Re: [PATCH] percpu_ida: Use _irqsave() instead of local_irq_save() + spin_lock

From: Andrew Morton
Date: Fri May 04 2018 - 19:22:42 EST


On Fri, 4 May 2018 17:32:18 +0200 Sebastian Andrzej Siewior <bigeasy@xxxxxxxxxxxxx> wrote:

> percpu_ida() decouples disabling interrupts from the locking operations.
> This breaks some assumptions if the locking operations are replaced like
> they are under -RT.
> The same locking can be achieved by avoiding local_irq_save() and using
> spin_lock_irqsave() instead. percpu_ida_alloc() gains one more
> preemption point because after unlocking the fastpath and before the
> pool lock is acquired, the interrupts are briefly enabled.
>

hmm..

> --- a/lib/percpu_ida.c
> +++ b/lib/percpu_ida.c
> @@ -147,20 +135,22 @@ int percpu_ida_alloc(struct percpu_ida *pool, int state)
> DEFINE_WAIT(wait);
> struct percpu_ida_cpu *tags;
> unsigned long flags;
> - int tag;
> + int tag = -ENOSPC;
>
> - local_irq_save(flags);
> - tags = this_cpu_ptr(pool->tag_cpu);
> + tags = raw_cpu_ptr(pool->tag_cpu);
> + spin_lock_irqsave(&tags->lock, flags);

I *guess* this is OK. If a preemption and schedule occurs we could end
up playing with a different CPU's data, but taking that cpu's data's
lock should prevent problems.

Unless there's a CPU hotunplug and that CPU's data vanishes under our
feet, but this code doesn't handle hotplug - it assumes all possible
CPUs are always present.

(798ab48eecdf659d says "Note that there's no cpu hotplug notifier - we
don't care, because ...")

> /* Fastpath */
> - tag = alloc_local_tag(tags);
> - if (likely(tag >= 0)) {
> - local_irq_restore(flags);
> + if (likely(tags->nr_free >= 0)) {
> + tag = tags->freelist[--tags->nr_free];
> + spin_unlock_irqrestore(&tags->lock, flags);
> return tag;
> }
> + spin_unlock_irqrestore(&tags->lock, flags);
>
> while (1) {
> - spin_lock(&pool->lock);
> + spin_lock_irqsave(&pool->lock, flags);
> + tags = this_cpu_ptr(pool->tag_cpu);
>
> /*
> * prepare_to_wait() must come before steal_tags(), in case
>
> ...
>
> @@ -346,29 +327,27 @@ int percpu_ida_for_each_free(struct percpu_ida *pool, percpu_ida_cb fn,
> struct percpu_ida_cpu *remote;
> unsigned cpu, i, err = 0;
>
> - local_irq_save(flags);
> for_each_possible_cpu(cpu) {
> remote = per_cpu_ptr(pool->tag_cpu, cpu);
> - spin_lock(&remote->lock);
> + spin_lock_irqsave(&remote->lock, flags);
> for (i = 0; i < remote->nr_free; i++) {
> err = fn(remote->freelist[i], data);
> if (err)
> break;
> }
> - spin_unlock(&remote->lock);
> + spin_unlock_irqrestore(&remote->lock, flags);
> if (err)
> goto out;
> }
>
> - spin_lock(&pool->lock);
> + spin_lock_irqsave(&pool->lock, flags);
> for (i = 0; i < pool->nr_free; i++) {
> err = fn(pool->freelist[i], data);
> if (err)
> break;
> }
> - spin_unlock(&pool->lock);
> + spin_unlock_irqrestore(&pool->lock, flags);
> out:
> - local_irq_restore(flags);
> return err;
> }
> EXPORT_SYMBOL_GPL(percpu_ida_for_each_free);

Unrelated to this patch, but.. Why are there two loops here?
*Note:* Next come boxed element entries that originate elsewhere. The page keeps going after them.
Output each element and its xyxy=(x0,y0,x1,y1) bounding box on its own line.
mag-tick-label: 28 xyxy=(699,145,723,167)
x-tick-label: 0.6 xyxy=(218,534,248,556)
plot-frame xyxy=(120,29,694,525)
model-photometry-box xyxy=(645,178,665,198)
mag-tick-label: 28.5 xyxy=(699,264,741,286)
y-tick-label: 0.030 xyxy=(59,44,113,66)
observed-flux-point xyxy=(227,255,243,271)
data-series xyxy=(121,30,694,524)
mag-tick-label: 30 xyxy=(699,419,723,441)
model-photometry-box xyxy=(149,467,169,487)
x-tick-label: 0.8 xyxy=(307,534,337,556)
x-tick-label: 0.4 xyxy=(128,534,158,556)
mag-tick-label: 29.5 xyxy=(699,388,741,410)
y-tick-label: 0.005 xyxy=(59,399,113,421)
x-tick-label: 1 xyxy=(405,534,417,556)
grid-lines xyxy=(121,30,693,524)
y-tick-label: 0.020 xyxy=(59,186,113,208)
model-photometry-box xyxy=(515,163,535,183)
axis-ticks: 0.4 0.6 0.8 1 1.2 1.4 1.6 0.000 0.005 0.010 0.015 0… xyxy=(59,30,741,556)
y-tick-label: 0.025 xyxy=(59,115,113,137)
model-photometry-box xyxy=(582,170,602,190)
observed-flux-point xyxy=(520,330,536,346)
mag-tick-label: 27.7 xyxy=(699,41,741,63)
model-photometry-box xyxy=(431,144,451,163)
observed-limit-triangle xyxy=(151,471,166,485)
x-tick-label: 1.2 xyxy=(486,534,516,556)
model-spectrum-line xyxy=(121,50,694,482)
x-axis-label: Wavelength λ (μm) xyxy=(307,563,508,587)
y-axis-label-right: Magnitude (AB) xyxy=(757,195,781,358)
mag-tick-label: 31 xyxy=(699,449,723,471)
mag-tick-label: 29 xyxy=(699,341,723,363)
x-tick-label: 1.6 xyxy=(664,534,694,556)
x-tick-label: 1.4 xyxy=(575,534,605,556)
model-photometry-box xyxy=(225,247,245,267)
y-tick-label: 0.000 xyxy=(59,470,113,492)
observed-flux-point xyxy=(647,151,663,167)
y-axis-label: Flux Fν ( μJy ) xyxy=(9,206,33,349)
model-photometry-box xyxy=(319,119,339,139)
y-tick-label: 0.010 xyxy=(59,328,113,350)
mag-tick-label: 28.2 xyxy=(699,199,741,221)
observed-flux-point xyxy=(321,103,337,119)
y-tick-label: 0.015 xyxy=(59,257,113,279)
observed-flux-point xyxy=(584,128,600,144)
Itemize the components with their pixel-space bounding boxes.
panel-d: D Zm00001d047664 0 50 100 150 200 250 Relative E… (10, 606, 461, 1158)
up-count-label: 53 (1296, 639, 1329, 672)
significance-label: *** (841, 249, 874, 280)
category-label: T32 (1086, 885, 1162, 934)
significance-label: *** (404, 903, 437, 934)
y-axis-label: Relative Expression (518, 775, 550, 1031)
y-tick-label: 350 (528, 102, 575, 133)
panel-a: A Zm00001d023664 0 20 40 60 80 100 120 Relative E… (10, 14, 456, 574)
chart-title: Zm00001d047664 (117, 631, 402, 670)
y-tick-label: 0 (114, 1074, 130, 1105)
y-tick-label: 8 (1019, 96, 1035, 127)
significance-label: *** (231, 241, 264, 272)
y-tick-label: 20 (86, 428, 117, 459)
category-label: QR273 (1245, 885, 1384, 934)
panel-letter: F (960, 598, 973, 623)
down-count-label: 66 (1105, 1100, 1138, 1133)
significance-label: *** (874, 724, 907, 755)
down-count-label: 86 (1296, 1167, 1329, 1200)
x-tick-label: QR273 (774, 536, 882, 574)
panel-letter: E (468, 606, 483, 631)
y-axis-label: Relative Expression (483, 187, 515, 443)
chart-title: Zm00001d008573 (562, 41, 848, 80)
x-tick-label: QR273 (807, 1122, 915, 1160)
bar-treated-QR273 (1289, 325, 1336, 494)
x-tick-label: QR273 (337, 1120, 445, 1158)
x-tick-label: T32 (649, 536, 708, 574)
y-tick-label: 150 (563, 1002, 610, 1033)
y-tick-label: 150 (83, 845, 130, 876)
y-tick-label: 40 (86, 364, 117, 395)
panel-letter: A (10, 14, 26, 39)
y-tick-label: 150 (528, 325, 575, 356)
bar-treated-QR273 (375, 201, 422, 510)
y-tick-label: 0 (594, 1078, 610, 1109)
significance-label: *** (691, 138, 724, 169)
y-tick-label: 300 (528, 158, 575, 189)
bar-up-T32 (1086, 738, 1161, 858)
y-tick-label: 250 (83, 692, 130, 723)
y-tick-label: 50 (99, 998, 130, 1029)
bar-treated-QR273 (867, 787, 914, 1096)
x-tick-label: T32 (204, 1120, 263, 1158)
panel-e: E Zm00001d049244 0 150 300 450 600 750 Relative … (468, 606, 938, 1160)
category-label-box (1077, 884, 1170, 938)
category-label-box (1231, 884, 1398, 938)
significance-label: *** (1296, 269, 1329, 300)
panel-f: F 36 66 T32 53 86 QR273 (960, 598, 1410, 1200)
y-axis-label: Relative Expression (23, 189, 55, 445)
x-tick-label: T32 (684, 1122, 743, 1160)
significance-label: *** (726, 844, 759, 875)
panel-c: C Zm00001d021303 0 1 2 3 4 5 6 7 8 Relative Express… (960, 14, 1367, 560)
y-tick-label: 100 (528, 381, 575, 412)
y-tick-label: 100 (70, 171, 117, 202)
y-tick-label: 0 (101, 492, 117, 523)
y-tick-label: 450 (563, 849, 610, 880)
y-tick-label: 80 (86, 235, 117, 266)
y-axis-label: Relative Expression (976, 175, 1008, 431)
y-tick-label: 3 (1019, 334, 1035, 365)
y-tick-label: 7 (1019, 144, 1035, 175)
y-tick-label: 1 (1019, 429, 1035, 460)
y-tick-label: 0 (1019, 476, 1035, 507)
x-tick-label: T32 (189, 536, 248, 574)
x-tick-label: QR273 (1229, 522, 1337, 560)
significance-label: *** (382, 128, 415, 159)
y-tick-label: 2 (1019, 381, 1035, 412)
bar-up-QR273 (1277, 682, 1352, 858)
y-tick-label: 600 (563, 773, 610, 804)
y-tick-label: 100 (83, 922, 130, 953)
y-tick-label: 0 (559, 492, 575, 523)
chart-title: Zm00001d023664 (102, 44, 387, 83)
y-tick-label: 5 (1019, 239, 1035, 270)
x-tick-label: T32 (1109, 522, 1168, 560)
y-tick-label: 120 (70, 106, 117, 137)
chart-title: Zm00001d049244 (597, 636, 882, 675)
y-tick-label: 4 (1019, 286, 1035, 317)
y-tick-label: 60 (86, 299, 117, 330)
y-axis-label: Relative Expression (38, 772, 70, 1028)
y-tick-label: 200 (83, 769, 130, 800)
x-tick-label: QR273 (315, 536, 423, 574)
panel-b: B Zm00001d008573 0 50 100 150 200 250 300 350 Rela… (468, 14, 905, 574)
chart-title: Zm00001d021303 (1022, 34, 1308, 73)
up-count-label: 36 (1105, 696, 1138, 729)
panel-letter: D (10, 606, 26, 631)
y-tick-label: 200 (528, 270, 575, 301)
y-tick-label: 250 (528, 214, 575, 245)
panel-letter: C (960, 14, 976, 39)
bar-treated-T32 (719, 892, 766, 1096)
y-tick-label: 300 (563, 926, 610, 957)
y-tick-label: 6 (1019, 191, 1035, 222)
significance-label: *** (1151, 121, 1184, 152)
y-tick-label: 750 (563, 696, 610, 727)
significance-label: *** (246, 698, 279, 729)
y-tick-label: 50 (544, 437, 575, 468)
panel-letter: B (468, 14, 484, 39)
Won't
the first loop process all the data which the second loop attempts to
process?

This function has no callers anyway so perhaps we should just delete
it.

I'm feeling a bit hostile toward lib/percpu_ida.c in general ;) It has
very few users and seems rather complicated (what's with that
schedule() in percpu_ida_alloc?). I'm suspecting and hoping that if
someone can figure out what the requirements were, this could all be
zapped and reimplemented using something else which we already have.